- CEO Spohr tells U.K. audience his industry has a global focus
- Ryanair reiterates its call for Britons to oppose Brexit
Deutsche Lufthansa AG Chief Executive Officer Carsten Spohrsaid he’s rooting for Britain to stay in the European Union -- not least to maintain a political counterweight to the French.
While EU membership is not as crucial in aviation as it is for other companies, German businesses would “feel alone without you guys,” Spohr said Wednesday when asked about the implications of a so-called Brexit at the London Aviation Club. “We will only have the socialist people around us like the French.”
Spohr has been battling unions for more than a year as he seeks cost cuts to meet the challenge of low-cost rivals like Ryanair Holdings Plc, which is seeking a fourfold expansion of its share of the German aviation market.
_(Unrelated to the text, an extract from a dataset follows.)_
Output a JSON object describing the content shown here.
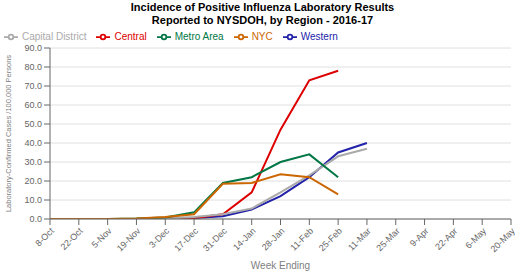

British Airways parent IAG SA has been more successful in overcoming workforce opposition, while Air France has made little progress in taming its labor groups.
The executive downplayed the economic fallout of a U.K. vote to quit the EU, telling his audience of aviation veterans that the sector has “historically been global and is used to working over barriers. When it comes to our industry, being part of a common market is not as important as it is to many others.”
Spohr said he hoped there would be an “open discussions” about the EU, “and that you guys are staying in.”
Talks about cost cuts at Lufthansa’s main-brand business are continuing and the CEO said he’s hoping for a deal, though record earnings spurred by the low oil price have made it “challenging” to sell a major restructuring to unions.
Dublin-based Ryanair separately reiterated calls for Britons to remain in the EU in a vote expected later this year, while restating its concerns about over-regulation and red tape within the 28-state grouping.
“We hope they choose to stay and we hope Europe gives them a way,” Chief Marketing Officer Kenny Jacobssaid in an interview in Berlin, adding that Ryanair will continue its business strategy regardless of the outcome. “Europe absolutely needs to change,” and the Brexit debate could spark that, he said.
Willie Walsh, CEO of IAG, and Carolyn McCall, head of EasyJet Plc, have also both previously called for Britain to remain in the bloc.
Prime Minister David Cameron is pursuing a deal with his EU counterparts, details of which are expected to be announced on Feb. 19, with a referendum likely to be held on June 23.